= Watson Andrews Goodyear =

American geologist

Watson Andrews Goodyear (1839 – April 10, 1891) was an American geologist.

Goodyear, the son of Chauncey Goodyear, Jr. and Maria Goodyear, was born in Hamden, New Haven County, Connecticut. He graduated from the Sheffield Scientific School of Yale College in 1863. He was employed immediately after graduation in the translation of a portion of Theodor Bodemann's Anleitung zur Probierkunst, and in the spring of 1865 he and Theodore A. Blake went to California, in a partnership as Civil and Mining Engineers which was not dissolved until the spring of 1875. In the meantime he did much other independent and special work in the line of his profession. He was employed, for instance, for some months in 1866-7 on a topographical survey in the vicinity of the Cliff House, San Francisco. In April, 1870, he entered the service of the Geological Survey of California, under Professor J. D. Whitney, and was actively employed until the close of the season of 1873, when that Survey was stopped. Most of his work in this connection has appeared in the publications of the Survey. At a later date he was employed in the State Survey of California. The collection of specimens of rocks made by him in these years formed the principal part of the collection belonging to the University of California. In 1877 he published in San Francisco a volume on the Coal Mines of the Western Coast of the United States. In 1877 he returned to Connecticut but soon went back again to California, and in the fall of 1879 went to the Republic of El Salvador as State Geologist.
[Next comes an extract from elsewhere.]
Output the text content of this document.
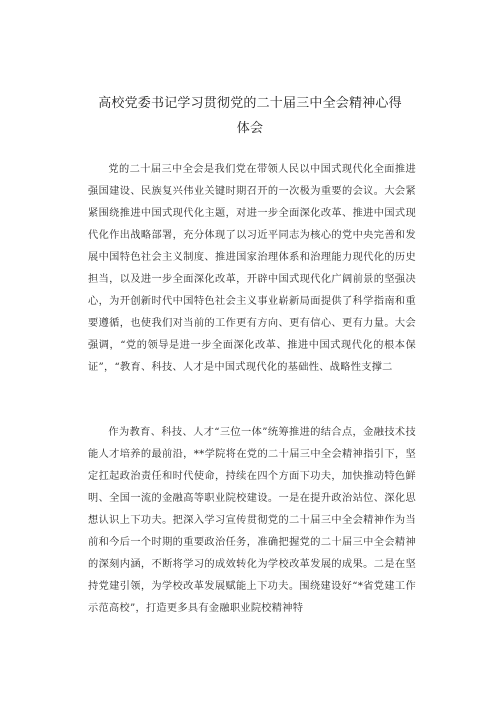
高校党委书记学习贯彻党的二十届三中全会精神心得
体会

党的二十届三中全会是我们党在带领人民以中国式现代化全面推进强国建设、民族复兴伟业关键时期召开的一次极为重要的会议。大会紧紧围绕推进中国式现代化主题，对进一步全面深化改革、推进中国式现代化作出战略部署，充分体现了以习近平同志为核心的党中央完善和发展中国特色社会主义制度、推进国家治理体系和治理能力现代化的历史担当，以及进一步全面深化改革，开辟中国式现代化广阔前景的坚强决心，为开创新时代中国特色社会主义事业崭新局面提供了科学指南和重要遵循，也使我们对当前的工作更有方向、更有信心、更有力量。大会强调，“党的领导是进一步全面深化改革、推进中国式现代化的根本保证”，“教育、科技、人才是中国式现代化的基础性、战略性支撑二

作为教育、科技、人才“三位一体”统筹推进的结合点，金融技术技能人才培养的最前沿，**学院将在党的二十届三中全会精神指引下，坚定扛起政治责任和时代使命，持续在四个方面下功夫，加快推动特色鲜明、全国一流的金融高等职业院校建设。一是在提升政治站位、深化思想认识上下功夫。把深入学习宣传贯彻党的二十届三中全会精神作为当前和今后一个时期的重要政治任务，准确把握党的二十届三中全会精神的深刻内涵，不断将学习的成效转化为学校改革发展的成果。二是在坚持党建引领，为学校改革发展赋能上下功夫。围绕建设好“*省党建工作示范高校”，打造更多具有金融职业院校精神特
While there he had the opportunity of observing a remarkable series of earthquakes, a detailed account of which he published at Panama in 1880. In the spring of 1881 he returned from San Salvador, and he remained in the vicinity of New Haven until 1885 or 1886, when he resumed the practice of his profession in California. He was subsequently employed as geologist of the State Mineralogical Bureau.

He died in San Francisco on April 10, 1891, at the age of 52.